Muhyiddin is under pressure to call snap elections sometime later this year attempt to solidify his position in power. The country has done a creditable job controlling the Covid-19 pandemic, with fewer than 9,000 cases and 125 dead. But recent days have seen a rash of new cases, with the government faced with the unappetizing task of having to shut down the economy at a time when loan moratoriums are about to lapse and unemployment is beginning to spike upward sharply.
The economy is expected to contract by 3.1 percent in 2020 as efforts continue to flatten the coronavirus curve. The macro picture, with Malaysia heavily dependent on exports, is darkening, constraining economic activity.
UMNO leaders are said to be split on whether to continue to support Najib, whose enormous wealth gained through decades of corruption including perhaps US$1 billion stolen from 1MDB, gives him the clout to remain a kingmaker although his conviction renders him unable to stay in parliament beyond his current term. Some party stalwarts including Khairy Jamaluddin, the son-in-law of former Prime Minister Abdullah Ahmad Badawi, are said to be asking for a cleaning of the stables and a new start, widening the party’s appeal beyond the ethnic Malay base.
In the meantime, the Pakatan Harapan coalition made up of longtime opposition figure Anwar Ibrahim’s Parti Keadilan Rakyat, the Chinese-dominated Democratic Action Party and Amanah, a moderate Islamist party that split away from PAS prior to the 2018 election, continues to squabble over who will lead it.
Nor is Muhyiddin’s Parti Pribumi Bersatu much better off. Some KL political clairvoyants believe the party, started by former Prime Minister Mahathir Mohamad just prior to the 2018 election mostly with the intention of bringing down Najib, has reached its apex with just 31 members of parliament trying to wag the 113-member alliance.
“I think in the coming election, it’s going to be all bets off. Bersatu is a sinking ship,” said one analyst. “I am being told Muhyiddin is welcome to jump back across to UMNO.”
Another said the coalition is likely to be gone by the end of the year.

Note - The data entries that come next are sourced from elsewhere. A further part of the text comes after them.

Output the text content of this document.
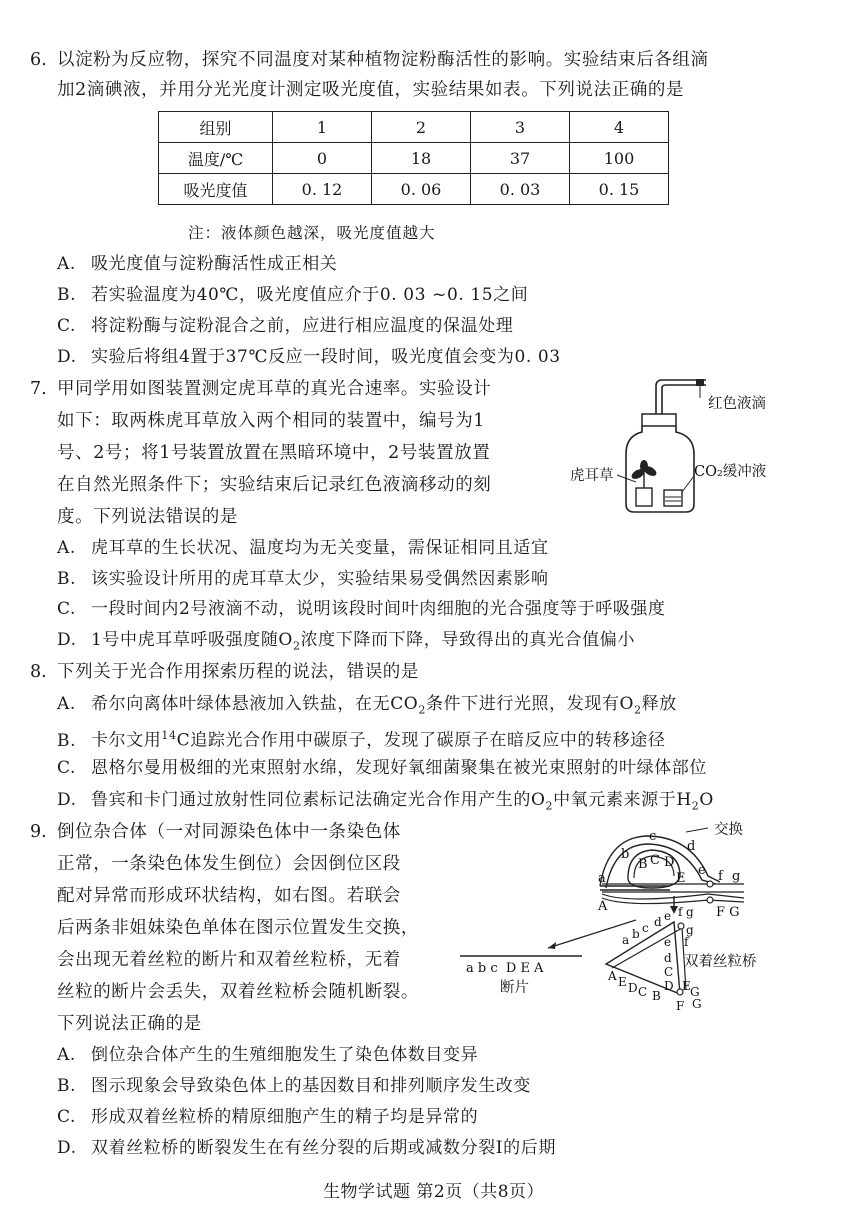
6. 以淀粉为反应物，探究不同温度对某种植物淀粉酶活性的影响。实验结束后各组滴
加2滴碘液，并用分光光度计测定吸光度值，实验结果如表。下列说法正确的是
组别	1	2	3	4
温度/℃	0	18	37	100
吸光度值	0. 12	0. 06	0. 03	0. 15
注：液体颜色越深，吸光度值越大
A. 吸光度值与淀粉酶活性成正相关
B. 若实验温度为40℃，吸光度值应介于0. 03 ~0. 15之间
C. 将淀粉酶与淀粉混合之前，应进行相应温度的保温处理
D. 实验后将组4置于37℃反应一段时间，吸光度值会变为0. 03
7. 甲同学用如图装置测定虎耳草的真光合速率。实验设计
如下：取两株虎耳草放入两个相同的装置中，编号为1
号、2号；将1号装置放置在黑暗环境中，2号装置放置
在自然光照条件下；实验结束后记录红色液滴移动的刻
度。下列说法错误的是
红色液滴
虎耳草	CO₂缓冲液
A. 虎耳草的生长状况、温度均为无关变量，需保证相同且适宜
B. 该实验设计所用的虎耳草太少，实验结果易受偶然因素影响
C. 一段时间内2号液滴不动，说明该段时间叶肉细胞的光合强度等于呼吸强度
D. 1号中虎耳草呼吸强度随$O_2$浓度下降而下降，导致得出的真光合值偏小
8. 下列关于光合作用探索历程的说法，错误的是
A. 希尔向离体叶绿体悬液加入铁盐，在无$CO_2$条件下进行光照，发现有$O_2$释放
B. 卡尔文用$^{14}$C追踪光合作用中碳原子，发现了碳原子在暗反应中的转移途径
C. 恩格尔曼用极细的光束照射水绵，发现好氧细菌聚集在被光束照射的叶绿体部位
D. 鲁宾和卡门通过放射性同位素标记法确定光合作用产生的$O_2$中氧元素来源于$H_2O$
9. 倒位杂合体（一对同源染色体中一条染色体
正常，一条染色体发生倒位）会因倒位区段
配对异常而形成环状结构，如右图。若联会
后两条非姐妹染色单体在图示位置发生交换，
会出现无着丝粒的断片和双着丝粒桥，无着
丝粒的断片会丢失，双着丝粒桥会随机断裂。
下列说法正确的是
a
b
c
d
B C D
E
e f g
A	F G
交换
a b c  D E A
断片
a b c d e f g
g
f
e
d
C
D
A E D C B
F
E G
G
双着丝粒桥
A. 倒位杂合体产生的生殖细胞发生了染色体数目变异
B. 图示现象会导致染色体上的基因数目和排列顺序发生改变
C. 形成双着丝粒桥的精原细胞产生的精子均是异常的
D. 双着丝粒桥的断裂发生在有丝分裂的后期或减数分裂Ⅰ的后期
生物学试题 第2页（共8页）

What happens then – which way the political situation will splinter – is a mystery.
“Both Bersatu and UMNO, which is divided, are not certain what they must do next, with UMNO maneuvering to emerge as the dominant power while the former is struggling to retain its political eminence as exemplified by the current composition of the cabinet,” said another longtime observer. “Whatever the outcome, the present discreet tussle between the two parties would be most significant in shaping the political map ahead.”